One of the brothers, Josef Ahmed, was sentenced to death but in 2018, just weeks before General Ahmed was appointed head of the army, Bangladesh’s President Abdul Hamid granted him a pardon releasing him from prison.
The day before Malek filed the sedition charges earlier this month, it was revealed the Bangladesh home ministry had agreed on a secret deal to remove the life prison sentences for murder given to the other two of General Ahmed’s brothers, Haris and Anis Ahmed.
The move in March 2019 meant that the two were free men, despite absconding from their murder convictions and not serving any time in prison.
Al Jazeera discovered Anis Ahmed, Kuala Lumpur, where he had bought a property with Haris Ahmed, who used a false identity.
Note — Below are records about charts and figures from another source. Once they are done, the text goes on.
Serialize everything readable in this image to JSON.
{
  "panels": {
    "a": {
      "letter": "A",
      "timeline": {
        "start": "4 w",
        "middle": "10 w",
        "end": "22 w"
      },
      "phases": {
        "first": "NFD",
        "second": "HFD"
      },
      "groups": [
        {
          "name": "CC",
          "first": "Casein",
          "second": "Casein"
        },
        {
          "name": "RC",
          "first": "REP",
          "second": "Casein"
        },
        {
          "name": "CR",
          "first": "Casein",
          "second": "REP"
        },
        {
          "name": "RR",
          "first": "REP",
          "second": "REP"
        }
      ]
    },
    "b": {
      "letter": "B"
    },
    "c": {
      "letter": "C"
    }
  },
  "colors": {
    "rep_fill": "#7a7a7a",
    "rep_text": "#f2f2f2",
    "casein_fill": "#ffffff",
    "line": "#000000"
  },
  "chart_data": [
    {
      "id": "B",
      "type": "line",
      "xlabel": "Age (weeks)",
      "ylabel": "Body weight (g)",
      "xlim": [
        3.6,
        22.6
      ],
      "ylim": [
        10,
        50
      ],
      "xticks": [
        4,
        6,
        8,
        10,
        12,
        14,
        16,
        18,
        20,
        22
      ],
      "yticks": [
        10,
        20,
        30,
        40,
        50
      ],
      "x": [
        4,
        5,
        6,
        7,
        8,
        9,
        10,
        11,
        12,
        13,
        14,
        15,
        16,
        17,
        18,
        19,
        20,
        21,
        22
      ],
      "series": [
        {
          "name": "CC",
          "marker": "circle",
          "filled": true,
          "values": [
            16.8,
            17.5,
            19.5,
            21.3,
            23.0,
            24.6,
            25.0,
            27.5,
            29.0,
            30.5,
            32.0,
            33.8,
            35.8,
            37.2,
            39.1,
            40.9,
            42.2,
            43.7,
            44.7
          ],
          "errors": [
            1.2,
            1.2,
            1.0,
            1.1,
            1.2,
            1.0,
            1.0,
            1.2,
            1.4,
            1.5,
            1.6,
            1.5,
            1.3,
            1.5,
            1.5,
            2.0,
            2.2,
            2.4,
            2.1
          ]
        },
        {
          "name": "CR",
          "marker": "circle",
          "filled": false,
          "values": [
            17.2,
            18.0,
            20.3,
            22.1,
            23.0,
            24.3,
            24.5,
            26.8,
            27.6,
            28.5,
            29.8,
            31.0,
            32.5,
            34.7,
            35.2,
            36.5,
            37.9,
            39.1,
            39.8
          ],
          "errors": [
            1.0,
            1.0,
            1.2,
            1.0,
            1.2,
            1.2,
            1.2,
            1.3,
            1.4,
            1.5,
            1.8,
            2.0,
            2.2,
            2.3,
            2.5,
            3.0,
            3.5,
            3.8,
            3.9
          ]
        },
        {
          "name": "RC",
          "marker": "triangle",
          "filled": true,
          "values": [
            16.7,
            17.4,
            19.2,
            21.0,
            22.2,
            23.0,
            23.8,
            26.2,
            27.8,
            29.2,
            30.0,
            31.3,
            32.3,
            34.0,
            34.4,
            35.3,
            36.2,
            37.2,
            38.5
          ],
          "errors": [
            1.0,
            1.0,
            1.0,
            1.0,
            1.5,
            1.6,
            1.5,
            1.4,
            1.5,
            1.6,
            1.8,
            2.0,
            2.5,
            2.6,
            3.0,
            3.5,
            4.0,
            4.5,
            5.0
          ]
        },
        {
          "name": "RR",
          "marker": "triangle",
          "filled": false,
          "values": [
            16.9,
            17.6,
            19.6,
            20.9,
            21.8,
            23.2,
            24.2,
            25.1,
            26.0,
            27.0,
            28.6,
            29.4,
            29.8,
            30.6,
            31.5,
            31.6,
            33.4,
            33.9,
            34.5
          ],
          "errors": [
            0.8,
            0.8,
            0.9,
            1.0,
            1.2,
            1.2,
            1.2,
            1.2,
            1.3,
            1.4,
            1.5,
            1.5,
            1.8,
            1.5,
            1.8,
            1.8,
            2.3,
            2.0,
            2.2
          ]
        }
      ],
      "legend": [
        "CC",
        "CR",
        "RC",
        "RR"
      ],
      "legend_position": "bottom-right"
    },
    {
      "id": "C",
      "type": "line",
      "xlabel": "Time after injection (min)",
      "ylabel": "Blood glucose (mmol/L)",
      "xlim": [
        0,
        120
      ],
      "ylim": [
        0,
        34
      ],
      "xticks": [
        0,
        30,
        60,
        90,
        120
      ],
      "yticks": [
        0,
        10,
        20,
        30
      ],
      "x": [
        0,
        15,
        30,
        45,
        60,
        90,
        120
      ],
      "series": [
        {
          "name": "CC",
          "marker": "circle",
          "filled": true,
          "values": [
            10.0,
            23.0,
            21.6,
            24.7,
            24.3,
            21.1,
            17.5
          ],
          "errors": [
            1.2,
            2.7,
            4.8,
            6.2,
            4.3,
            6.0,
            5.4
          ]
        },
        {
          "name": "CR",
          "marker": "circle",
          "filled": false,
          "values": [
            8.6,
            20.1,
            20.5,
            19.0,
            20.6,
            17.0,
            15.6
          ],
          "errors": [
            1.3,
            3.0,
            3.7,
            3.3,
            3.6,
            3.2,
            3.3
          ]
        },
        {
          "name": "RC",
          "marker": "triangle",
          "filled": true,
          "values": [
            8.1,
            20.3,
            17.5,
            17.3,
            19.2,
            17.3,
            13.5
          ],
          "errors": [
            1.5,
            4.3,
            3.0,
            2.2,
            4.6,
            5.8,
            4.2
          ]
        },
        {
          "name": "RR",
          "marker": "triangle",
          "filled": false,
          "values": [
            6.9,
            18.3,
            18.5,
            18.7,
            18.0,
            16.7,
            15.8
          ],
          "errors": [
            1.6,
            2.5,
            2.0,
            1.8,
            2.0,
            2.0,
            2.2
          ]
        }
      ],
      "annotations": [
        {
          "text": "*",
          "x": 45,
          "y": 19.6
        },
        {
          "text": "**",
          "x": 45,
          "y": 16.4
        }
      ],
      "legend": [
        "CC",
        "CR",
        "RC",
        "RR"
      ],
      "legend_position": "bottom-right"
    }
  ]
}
Days after the secret deal to lift their prison sentences, Haris and Anis Ahmed attended the high-profile wedding of General Ahmed’s son, held at the army’s headquarters in Dhaka, and attended by international dignitaries, including Hamid.
Home Minister Asaduzzaman Khan said he had no knowledge of the deal but told Prothom Alo newspaper: “A fugitive criminal does not get any legal rights. In order to get legal rights, he will have to surrender.”
The Bangladesh Army has called Al Jazeera’s investigation a “malicious attempt … to debase a professionally highly skilled, universally accepted Chief of Army Staff without any valid evidence”.
General Ahmed has insisted there are no criminal charges pending against his brothers.